In one case decided by the Supreme Court, the taxi driver stabbed and killed his passenger. Despite the conviction of the taxi driver in a separate criminal action, the Court held the taxi operator/common carrier liable for damages when the victim’s mother filed a complaint for damages. The common carrier claimed non-liability, arguing that the death was a caso fortuito. It also relied on another Supreme Court case (Gillaco, et al vs. Manila Railroad Company, GR L-8034, 18 November 1955) wherein an employee of Manila Railroad Company shot and killed a train passenger without the railroad company being held liable for damages.
The Court ruled that the liability of the common carrier is clearly grounded on Article 1763 of the Civil Code. It explained that the Gillaco ruling relied upon by the taxi operator cannot be applied in the subject case because the attendant facts and controlling law thereof are very different. In the Gillaco case, the passenger was killed outside the scope and the course of duty of the guilty employee (accused) since the killing happened outside of his working hours and area of assignment. At that time, the accused was not acting as an employee or as a train guard but as another train passenger. In the subject case, the killing was perpetrated by the driver of the very cab transporting the passenger, in whose hands the carrier had entrusted the duty of executing the contract of carriage (Maranan vs Perez, et al., GR L-22272, 26 June 1967).
On the other hand, if the death or injury to the passenger is caused by another passenger, the liability of the common carrier for damages depends on whether or not its employees exercised ordinary diligence to prevent or stop the act or omission which caused such death or injury. There are two landmark cases related to this discussion which are worth sharing.
The first one is the instructive ruling in G.V. Florida Transport Inc. vs Heirs of Romeo L. Battung Sr., GR 208802, 14 October 2015. In this case, no liability was imputed on the common carrier even if the passenger died on board the bus it was operating. The said passenger was shot by another passenger who immediately alighted with his companion after the shooting. Here, the accused acted surreptitiously in bringing the weapon inside the bus. There was also no showing that during the course of the trip that the killer made suspicious actions which would have forewarned the employees of the common carrier of the need to conduct thorough checks on him or any of the passengers. In view of these, the Court ruled that while the law requires the highest degree of diligence from common carriers in the safe transport of their passengers and creates a presumption of negligence against them, it does not, however, make the carrier an insurer of the absolute safety of its passengers.
The other case is Fortune Express Inc. vs Court of Appeals, GR 119756, 18 November 1999. Contrary to the Battung case, the Court ruled against the common carrier and held it liable for damages for the death of a passenger when the latter was shot by the suspects who pretended to be passengers since the carrier was already forewarned that the suspects were planning to hijack and burn some of its buses. This notwithstanding, it did nothing to protect the safety of its passengers. Had the common carrier and its employees been vigilant and had employed simple precautionary measures, they would not have failed to see that the malefactors had a large quantity of gasoline with them and was intending to commit an illegal activity.
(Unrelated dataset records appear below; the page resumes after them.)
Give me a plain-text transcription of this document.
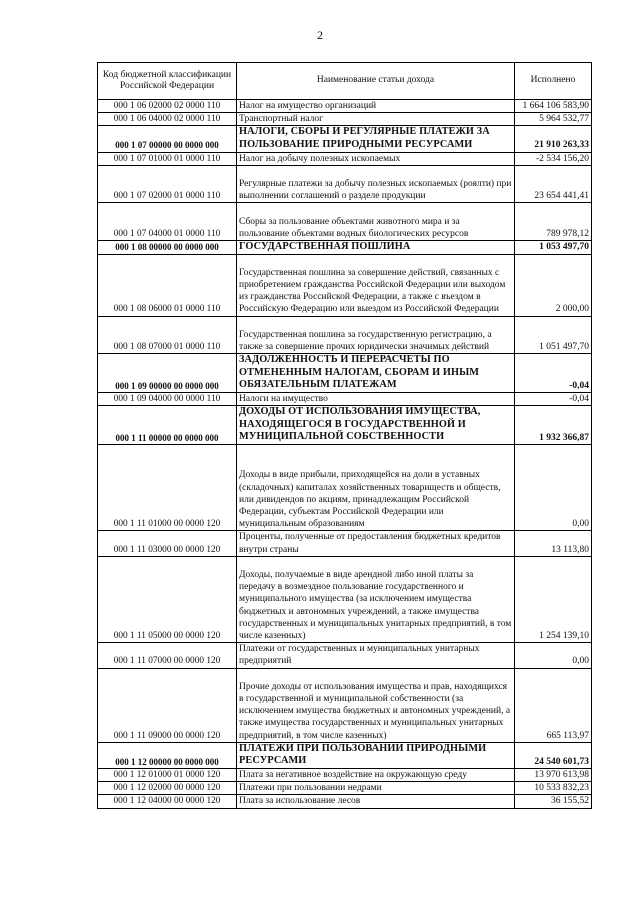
2
Код бюджетной классификации Российской Федерации	Наименование статьи дохода	Исполнено
000 1 06 02000 02 0000 110	Налог на имущество организаций	1 664 106 583,90
000 1 06 04000 02 0000 110	Транспортный налог	5 964 532,77
000 1 07 00000 00 0000 000	НАЛОГИ, СБОРЫ И РЕГУЛЯРНЫЕ ПЛАТЕЖИ ЗА ПОЛЬЗОВАНИЕ ПРИРОДНЫМИ РЕСУРСАМИ	21 910 263,33
000 1 07 01000 01 0000 110	Налог на добычу полезных ископаемых	-2 534 156,20
000 1 07 02000 01 0000 110	Регулярные платежи за добычу полезных ископаемых (роялти) при выполнении соглашений о разделе продукции	23 654 441,41
000 1 07 04000 01 0000 110	Сборы за пользование объектами животного мира и за пользование объектами водных биологических ресурсов	789 978,12
000 1 08 00000 00 0000 000	ГОСУДАРСТВЕННАЯ ПОШЛИНА	1 053 497,70
000 1 08 06000 01 0000 110	Государственная пошлина за совершение действий, связанных с приобретением гражданства Российской Федерации или выходом из гражданства Российской Федерации, а также с въездом в Российскую Федерацию или выездом из Российской Федерации	2 000,00
000 1 08 07000 01 0000 110	Государственная пошлина за государственную регистрацию, а также за совершение прочих юридически значимых действий	1 051 497,70
000 1 09 00000 00 0000 000	ЗАДОЛЖЕННОСТЬ И ПЕРЕРАСЧЕТЫ ПО ОТМЕНЕННЫМ НАЛОГАМ, СБОРАМ И ИНЫМ ОБЯЗАТЕЛЬНЫМ ПЛАТЕЖАМ	-0,04
000 1 09 04000 00 0000 110	Налоги на имущество	-0,04
000 1 11 00000 00 0000 000	ДОХОДЫ ОТ ИСПОЛЬЗОВАНИЯ ИМУЩЕСТВА, НАХОДЯЩЕГОСЯ В ГОСУДАРСТВЕННОЙ И МУНИЦИПАЛЬНОЙ СОБСТВЕННОСТИ	1 932 366,87
000 1 11 01000 00 0000 120	Доходы в виде прибыли, приходящейся на доли в уставных (складочных) капиталах хозяйственных товариществ и обществ, или дивидендов по акциям, принадлежащим Российской Федерации, субъектам Российской Федерации или муниципальным образованиям	0,00
000 1 11 03000 00 0000 120	Проценты, полученные от предоставления бюджетных кредитов внутри страны	13 113,80
000 1 11 05000 00 0000 120	Доходы, получаемые в виде арендной либо иной платы за передачу в возмездное пользование государственного и муниципального имущества (за исключением имущества бюджетных и автономных учреждений, а также имущества государственных и муниципальных унитарных предприятий, в том числе казенных)	1 254 139,10
000 1 11 07000 00 0000 120	Платежи от государственных и муниципальных унитарных предприятий	0,00
000 1 11 09000 00 0000 120	Прочие доходы от использования имущества и прав, находящихся в государственной и муниципальной собственности (за исключением имущества бюджетных и автономных учреждений, а также имущества государственных и муниципальных унитарных предприятий, в том числе казенных)	665 113,97
000 1 12 00000 00 0000 000	ПЛАТЕЖИ ПРИ ПОЛЬЗОВАНИИ ПРИРОДНЫМИ РЕСУРСАМИ	24 540 601,73
000 1 12 01000 01 0000 120	Плата за негативное воздействие на окружающую среду	13 970 613,98
000 1 12 02000 00 0000 120	Платежи при пользовании недрами	10 533 832,23
000 1 12 04000 00 0000 120	Плата за использование лесов	36 155,52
There are also instances where the negligence of the passenger contributed to his death or injury. Under the law however, such contributory negligence does not bar recovery of damages, if the proximate cause thereof is the negligence of the common carrier. Nevertheless, the amount of damages shall be equitably reduced. In the case of Philippine National Railways vs Court of Appeals, GR L-55347, 4 October 1985, the train boarded by the deceased passenger was so overcrowded that he and many other passengers had no choice but to sit on the open platforms between the coaches of the train. As a consequence, the passenger fell off the train and died. The Court ruled that while the common carrier failed to observe extraordinary diligence, the deceased was chargeable with contributory negligence. Since he opted to sit on the open platform between the coaches of the train, he should have held tightly and tenaciously on the upright metal bar found at the side of said platform to avoid falling off from the speeding train. Such contributory negligence, while not exempting the PNR from liability, nevertheless justified the deletion of the amount adjudicated as moral and exemplary damages.
It is worth to note that despite the duty and strict liability exacted by law upon common carriers, the same does not excuse the commuters to do their part by being prudent and cautious to avoid injury to themselves and to their co-passengers. While vehicular accidents are likely to occur, they are not completely inevitable if both the common carriers and the commuters cooperate towards a achieving a safe public transportation system.